The plan will see business seats on board the 777s grow from 33 to 37 as premium economy and economy seats are cut by 25.
A330s will retain 250 “cheap” seats and lose four business seats to allow room for 20 new suites featuring lie flat beds, privacy screens and extra workspace.
Mr Borghetti said the strategy would deliver a greater return per seat for Virgin than the current format because of expected higher fares for the new suites.
The cabin reconfiguration would mean up to 42 economy class seats would also get more leg space, Mr Borghetti said.
“There will be some seats in economy where there’ll be enough enhancement in the seat pitch to allow us to sell it for a premium,” said Mr Borghetti.
“The business case shows very strongly that the result will be improving. We wouldn’t be doing it otherwise.”
The strategy follows on from Qantas’ announcement last year of a new business class suite on its A330s being rolled out later this year.
Mr Borghetti said the Qantas design had given Virgin new ideas about its own redesign, which he believed would give it the upper hand.
“I think what we’ve come up with is exceptional,” he said.
“What we want to do is not just maintain the leadership in the products we’ve established, we want to leapfrog, we want to go one step further.”
The travel industry welcomed the innovation and ongoing rivalry between Qantas and Virgin.
Australian Federation of Travel Agents CEO Jayson Westbury said in a competitive environment the seat could “often be the factor that influences a business class passenger”.

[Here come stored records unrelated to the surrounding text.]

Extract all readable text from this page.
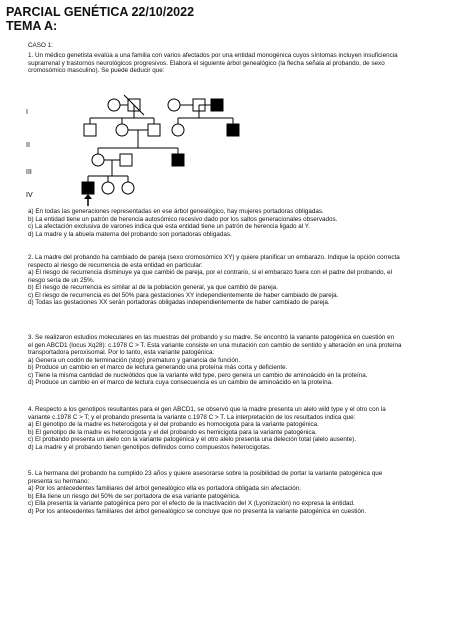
PARCIAL GENÉTICA 22/10/2022
TEMA A:
CASO 1:
1. Un médico genetista evalúa a una familia con varios afectados por una entidad monogénica cuyos síntomas incluyen insuficiencia
suprarrenal y trastornos neurológicos progresivos. Elabora el siguiente árbol genealógico (la flecha señala al probando, de sexo
cromosómico masculino). Se puede deducir que:
I
II
III
IV
a) En todas las generaciones representadas en ese árbol genealógico, hay mujeres portadoras obligadas.
b) La entidad tiene un patrón de herencia autosómico recesivo dado por los saltos generacionales observados.
c) La afectación exclusiva de varones indica que esta entidad tiene un patrón de herencia ligado al Y.
d) La madre y la abuela materna del probando son portadoras obligadas.
2. La madre del probando ha cambiado de pareja (sexo cromosómico XY) y quiere planificar un embarazo. Indique la opción correcta
respecto al riesgo de recurrencia de esta entidad en particular:
a) El riesgo de recurrencia disminuye ya que cambió de pareja, por el contrario, si el embarazo fuera con el padre del probando, el
riesgo sería de un 25%.
b) El riesgo de recurrencia es similar al de la población general, ya que cambió de pareja.
c) El riesgo de recurrencia es del 50% para gestaciones XY independientemente de haber cambiado de pareja.
d) Todas las gestaciones XX serán portadoras obligadas independientemente de haber cambiado de pareja.
3. Se realizaron estudios moleculares en las muestras del probando y su madre. Se encontró la variante patogénica en cuestión en
el gen ABCD1 (locus Xq28): c.1978 C > T. Esta variante consiste en una mutación con cambio de sentido y alteración en una proteína
transportadora peroxisomal. Por lo tanto, esta variante patogénica:
a) Genera un codón de terminación (stop) prematuro y ganancia de función.
b) Produce un cambio en el marco de lectura generando una proteína más corta y deficiente.
c) Tiene la misma cantidad de nucleótidos que la variante wild type, pero genera un cambio de aminoácido en la proteína.
d) Produce un cambio en el marco de lectura cuya consecuencia es un cambio de aminoácido en la proteína.
4. Respecto a los genotipos resultantes para el gen ABCD1, se observó que la madre presenta un alelo wild type y el otro con la
variante c.1978 C > T; y el probando presenta la variante c.1978 C > T. La interpretación de los resultados indica que:
a) El genotipo de la madre es heterocigota y el del probando es homocigota para la variante patogénica.
b) El genotipo de la madre es heterocigota y el del probando es hemicigota para la variante patogénica.
c) El probando presenta un alelo con la variante patogénica y el otro alelo presenta una deleción total (alelo ausente).
d) La madre y el probando tienen genotipos definidos como compuestos heterocigotas.
5. La hermana del probando ha cumplido 23 años y quiere asesorarse sobre la posibilidad de portar la variante patogénica que
presenta su hermano:
a) Por los antecedentes familiares del árbol genealógico ella es portadora obligada sin afectación.
b) Ella tiene un riesgo del 50% de ser portadora de esa variante patogénica.
c) Ella presenta la variante patogénica pero por el efecto de la inactivación del X (Lyonización) no expresa la entidad.
d) Por los antecedentes familiares del árbol genealógico se concluye que no presenta la variante patogénica en cuestión.
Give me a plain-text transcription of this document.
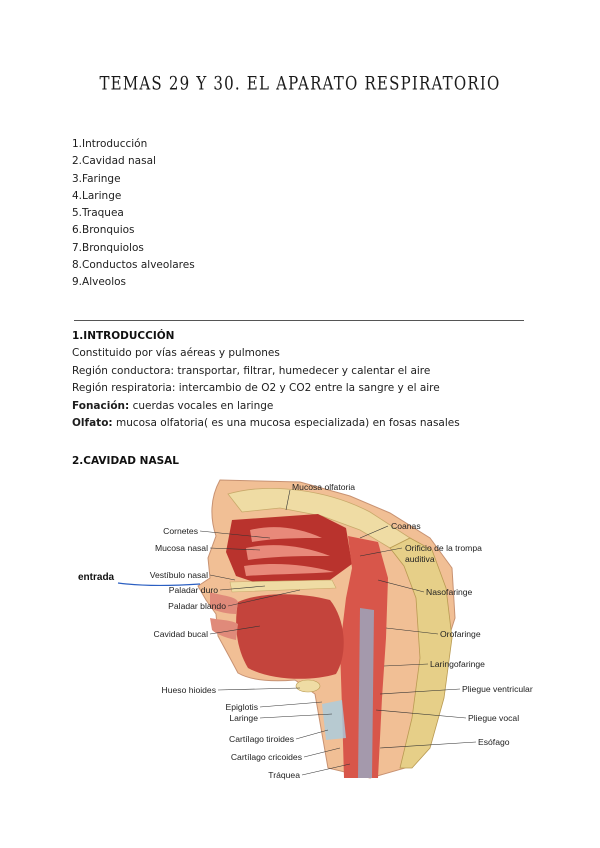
TEMAS 29 Y 30. EL APARATO RESPIRATORIO
1.Introducción
2.Cavidad nasal
3.Faringe
4.Laringe
5.Traquea
6.Bronquios
7.Bronquiolos
8.Conductos alveolares
9.Alveolos
1.INTRODUCCIÓN

Constituido por vías aéreas y pulmones

Región conductora: transportar, filtrar, humedecer y calentar el aire

Región respiratoria: intercambio de O2 y CO2 entre la sangre y el aire

Fonación: cuerdas vocales en laringe

Olfato: mucosa olfatoria( es una mucosa especializada) en fosas nasales

2.CAVIDAD NASAL
Cornetes
Mucosa nasal
Vestíbulo nasal
Paladar duro
Paladar blando
Cavidad bucal
Hueso hioides
Epiglotis
Laringe
Cartílago tiroides
Cartílago cricoides
Tráquea
Mucosa olfatoria
Coanas
Orificio de la trompa
auditiva
Nasofaringe
Orofaringe
Laringofaringe
Pliegue ventricular
Pliegue vocal
Esófago
entrada
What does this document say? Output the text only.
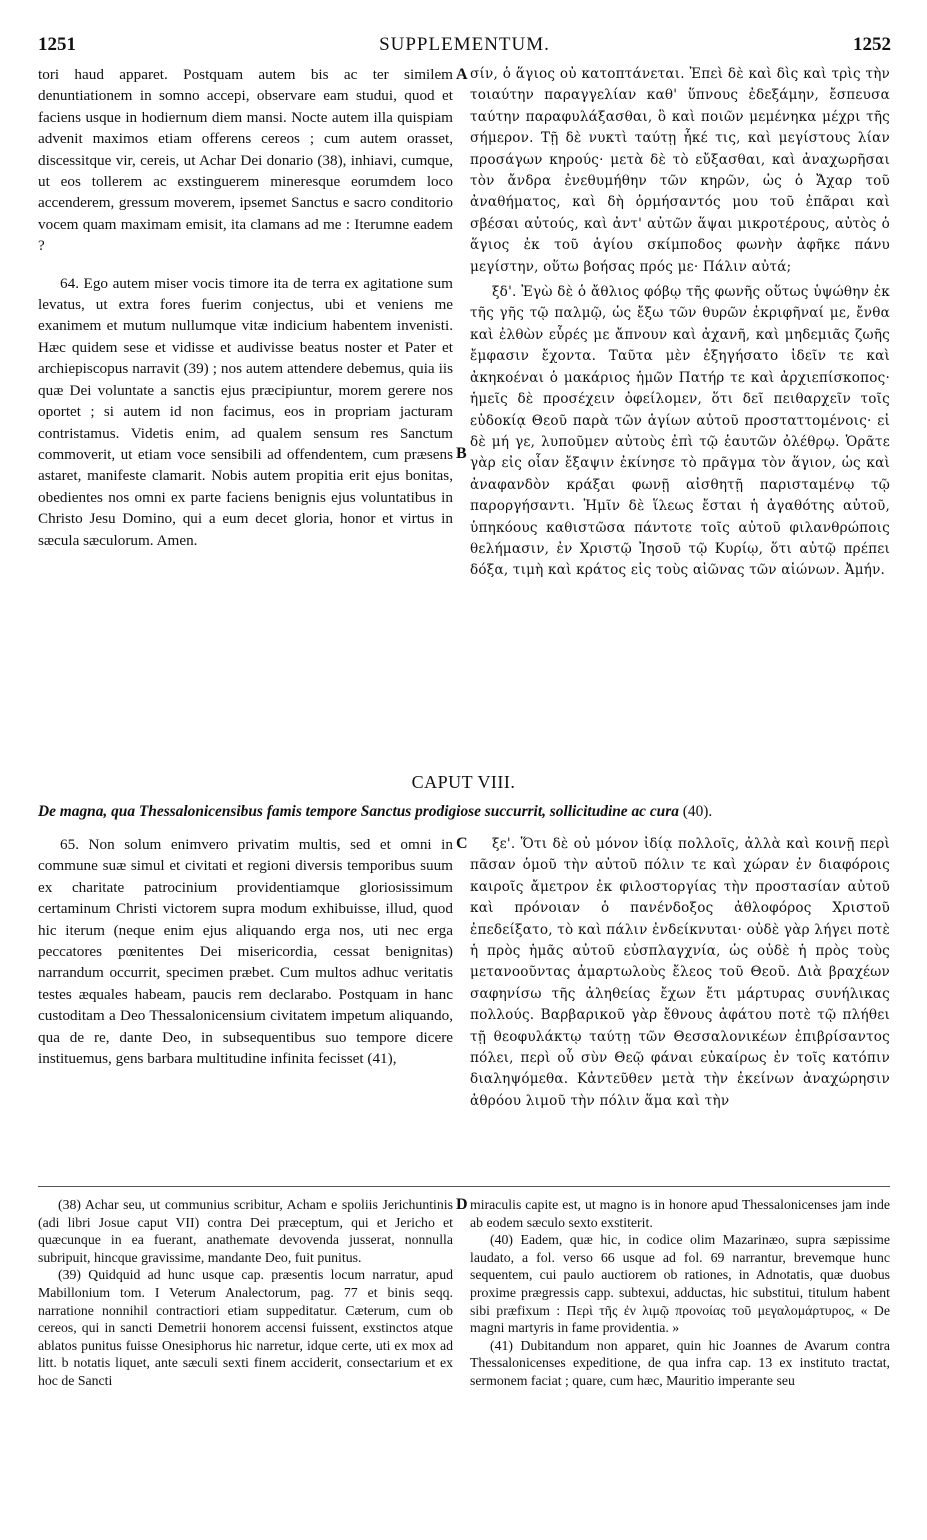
1251	SUPPLEMENTUM.	1252
A
B
C
D

tori haud apparet. Postquam autem bis ac ter similem denuntiationem in somno accepi, observare eam studui, quod et faciens usque in hodiernum diem mansi. Nocte autem illa quispiam advenit maximos etiam offerens cereos ; cum autem orasset, discessitque vir, cereis, ut Achar Dei donario (38), inhiavi, cumque, ut eos tollerem ac exstinguerem mineresque eorumdem loco accenderem, gressum moverem, ipsemet Sanctus e sacro conditorio vocem quam maximam emisit, ita clamans ad me : Iterumne eadem ?

64. Ego autem miser vocis timore ita de terra ex agitatione sum levatus, ut extra fores fuerim conjectus, ubi et veniens me exanimem et mutum nullumque vitæ indicium habentem invenisti. Hæc quidem sese et vidisse et audivisse beatus noster et Pater et archiepiscopus narravit (39) ; nos autem attendere debemus, quia iis quæ Dei voluntate a sanctis ejus præcipiuntur, morem gerere nos oportet ; si autem id non facimus, eos in propriam jacturam contristamus. Videtis enim, ad qualem sensum res Sanctum commoverit, ut etiam voce sensibili ad offendentem, cum præsens astaret, manifeste clamarit. Nobis autem propitia erit ejus bonitas, obedientes nos omni ex parte faciens benignis ejus voluntatibus in Christo Jesu Domino, qui a eum decet gloria, honor et virtus in sæcula sæculorum. Amen.

σίν, ὁ ἅγιος οὐ κατοπτάνεται. Ἐπεὶ δὲ καὶ δὶς καὶ τρὶς τὴν τοιαύτην παραγγελίαν καθ' ὕπνους ἐδεξάμην, ἔσπευσα ταύτην παραφυλάξασθαι, ὃ καὶ ποιῶν μεμένηκα μέχρι τῆς σήμερον. Τῇ δὲ νυκτὶ ταύτῃ ἧκέ τις, καὶ μεγίστους λίαν προσάγων κηρούς· μετὰ δὲ τὸ εὔξασθαι, καὶ ἀναχωρῆσαι τὸν ἄνδρα ἐνεθυμήθην τῶν κηρῶν, ὡς ὁ Ἄχαρ τοῦ ἀναθήματος, καὶ δὴ ὁρμήσαντός μου τοῦ ἐπᾶραι καὶ σβέσαι αὐτούς, καὶ ἀντ' αὐτῶν ἅψαι μικροτέρους, αὐτὸς ὁ ἅγιος ἐκ τοῦ ἁγίου σκίμποδος φωνὴν ἀφῆκε πάνυ μεγίστην, οὕτω βοήσας πρός με· Πάλιν αὐτά;

ξδ'. Ἐγὼ δὲ ὁ ἄθλιος φόβῳ τῆς φωνῆς οὕτως ὑψώθην ἐκ τῆς γῆς τῷ παλμῷ, ὡς ἔξω τῶν θυρῶν ἐκριφῆναί με, ἔνθα καὶ ἐλθὼν εὗρές με ἄπνουν καὶ ἀχανῆ, καὶ μηδεμιᾶς ζωῆς ἔμφασιν ἔχοντα. Ταῦτα μὲν ἐξηγήσατο ἰδεῖν τε καὶ ἀκηκοέναι ὁ μακάριος ἡμῶν Πατήρ τε καὶ ἀρχιεπίσκοπος· ἡμεῖς δὲ προσέχειν ὀφείλομεν, ὅτι δεῖ πειθαρχεῖν τοῖς εὐδοκίᾳ Θεοῦ παρὰ τῶν ἁγίων αὐτοῦ προσταττομένοις· εἰ δὲ μή γε, λυποῦμεν αὐτοὺς ἐπὶ τῷ ἑαυτῶν ὀλέθρῳ. Ὁρᾶτε γὰρ εἰς οἷαν ἔξαψιν ἐκίνησε τὸ πρᾶγμα τὸν ἅγιον, ὡς καὶ ἀναφανδὸν κράξαι φωνῇ αἰσθητῇ παρισταμένῳ τῷ παροργήσαντι. Ἡμῖν δὲ ἵλεως ἔσται ἡ ἀγαθότης αὐτοῦ, ὑπηκόους καθιστῶσα πάντοτε τοῖς αὐτοῦ φιλανθρώποις θελήμασιν, ἐν Χριστῷ Ἰησοῦ τῷ Κυρίῳ, ὅτι αὐτῷ πρέπει δόξα, τιμὴ καὶ κράτος εἰς τοὺς αἰῶνας τῶν αἰώνων. Ἀμήν.

CAPUT VIII.
De magna, qua Thessalonicensibus famis tempore Sanctus prodigiose succurrit, sollicitudine ac cura (40).

65. Non solum enimvero privatim multis, sed et omni in commune suæ simul et civitati et regioni diversis temporibus suum ex charitate patrocinium providentiamque gloriosissimum certaminum Christi victorem supra modum exhibuisse, illud, quod hic iterum (neque enim ejus aliquando erga nos, uti nec erga peccatores pœnitentes Dei misericordia, cessat benignitas) narrandum occurrit, specimen præbet. Cum multos adhuc veritatis testes æquales habeam, paucis rem declarabo. Postquam in hanc custoditam a Deo Thessalonicensium civitatem impetum aliquando, qua de re, dante Deo, in subsequentibus suo tempore dicere instituemus, gens barbara multitudine infinita fecisset (41),

ξε'. Ὅτι δὲ οὐ μόνον ἰδίᾳ πολλοῖς, ἀλλὰ καὶ κοινῇ περὶ πᾶσαν ὁμοῦ τὴν αὐτοῦ πόλιν τε καὶ χώραν ἐν διαφόροις καιροῖς ἄμετρον ἐκ φιλοστοργίας τὴν προστασίαν αὐτοῦ καὶ πρόνοιαν ὁ πανένδοξος ἀθλοφόρος Χριστοῦ ἐπεδείξατο, τὸ καὶ πάλιν ἐνδείκνυται· οὐδὲ γὰρ λήγει ποτὲ ἡ πρὸς ἡμᾶς αὐτοῦ εὐσπλαγχνία, ὡς οὐδὲ ἡ πρὸς τοὺς μετανοοῦντας ἁμαρτωλοὺς ἔλεος τοῦ Θεοῦ. Διὰ βραχέων σαφηνίσω τῆς ἀληθείας ἔχων ἔτι μάρτυρας συνήλικας πολλούς. Βαρβαρικοῦ γὰρ ἔθνους ἀφάτου ποτὲ τῷ πλήθει τῇ θεοφυλάκτῳ ταύτῃ τῶν Θεσσαλονικέων ἐπιβρίσαντος πόλει, περὶ οὗ σὺν Θεῷ φάναι εὐκαίρως ἐν τοῖς κατόπιν διαληψόμεθα. Κἀντεῦθεν μετὰ τὴν ἐκείνων ἀναχώρησιν ἀθρόου λιμοῦ τὴν πόλιν ἅμα καὶ τὴν

(38) Achar seu, ut communius scribitur, Acham e spoliis Jerichuntinis (adi libri Josue caput VII) contra Dei præceptum, qui et Jericho et quæcunque in ea fuerant, anathemate devovenda jusserat, nonnulla subripuit, hincque gravissime, mandante Deo, fuit punitus.

(39) Quidquid ad hunc usque cap. præsentis locum narratur, apud Mabillonium tom. I Veterum Analectorum, pag. 77 et binis seqq. narratione nonnihil contractiori etiam suppeditatur. Cæterum, cum ob cereos, qui in sancti Demetrii honorem accensi fuissent, exstinctos atque ablatos punitus fuisse Onesiphorus hic narretur, idque certe, uti ex mox ad litt. b notatis liquet, ante sæculi sexti finem acciderit, consectarium et ex hoc de Sancti

miraculis capite est, ut magno is in honore apud Thessalonicenses jam inde ab eodem sæculo sexto exstiterit.

(40) Eadem, quæ hic, in codice olim Mazarinæo, supra sæpissime laudato, a fol. verso 66 usque ad fol. 69 narrantur, brevemque hunc sequentem, cui paulo auctiorem ob rationes, in Adnotatis, quæ duobus proxime prægressis capp. subtexui, adductas, hic substitui, titulum habent sibi præfixum : Περὶ τῆς ἐν λιμῷ προνοίας τοῦ μεγαλομάρτυρος, « De magni martyris in fame providentia. »

(41) Dubitandum non apparet, quin hic Joannes de Avarum contra Thessalonicenses expeditione, de qua infra cap. 13 ex instituto tractat, sermonem faciat ; quare, cum hæc, Mauritio imperante seu
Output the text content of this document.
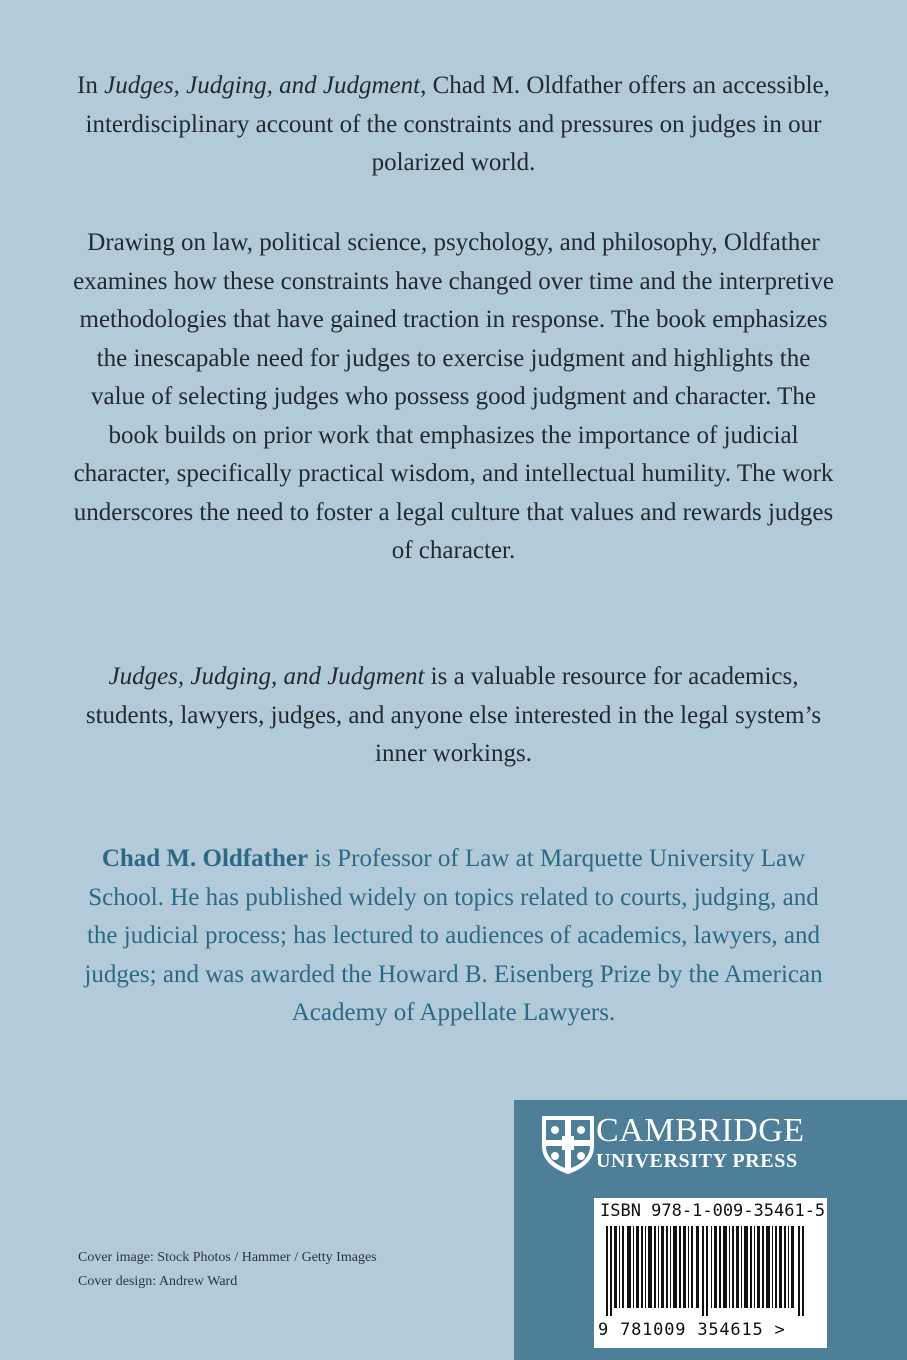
In Judges, Judging, and Judgment, Chad M. Oldfather offers an accessible, interdisciplinary account of the constraints and pressures on judges in our polarized world.

Drawing on law, political science, psychology, and philosophy, Oldfather examines how these constraints have changed over time and the interpretive methodologies that have gained traction in response. The book emphasizes the inescapable need for judges to exercise judgment and highlights the value of selecting judges who possess good judgment and character. The book builds on prior work that emphasizes the importance of judicial character, specifically practical wisdom, and intellectual humility. The work underscores the need to foster a legal culture that values and rewards judges of character.

Judges, Judging, and Judgment is a valuable resource for academics, students, lawyers, judges, and anyone else interested in the legal system’s inner workings.

Chad M. Oldfather is Professor of Law at Marquette University Law School. He has published widely on topics related to courts, judging, and the judicial process; has lectured to audiences of academics, lawyers, and judges; and was awarded the Howard B. Eisenberg Prize by the American Academy of Appellate Lawyers.

Cover image: Stock Photos / Hammer / Getty Images
Cover design: Andrew Ward
CAMBRIDGE
UNIVERSITY PRESS
ISBN 978-1-009-35461-5
9 781009 354615 >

“You would be surprised how Australians gravitate to business class — particularly when it is a good product,” said Mr Westbury.
Acting Tourism and Transport Forum chief Trent Zimmerman also welcomed the plans unveiled by Virgin.
“Innovation and improvement are critical in the extremely competitive world of global aviation and this Investment will ensure Virgin Australia can continue to offer world-class service and comfort,” said Mr Zimmerman.
Qantas’ new suites will beat Virgin to the marketplace and the airline remained confident of retaining the lion’s share of the corporate dollar.
“The great thing about competition is that customers get to decide which product they think is better, rather than relying on all the hype,” said a Qantas spokeswoman.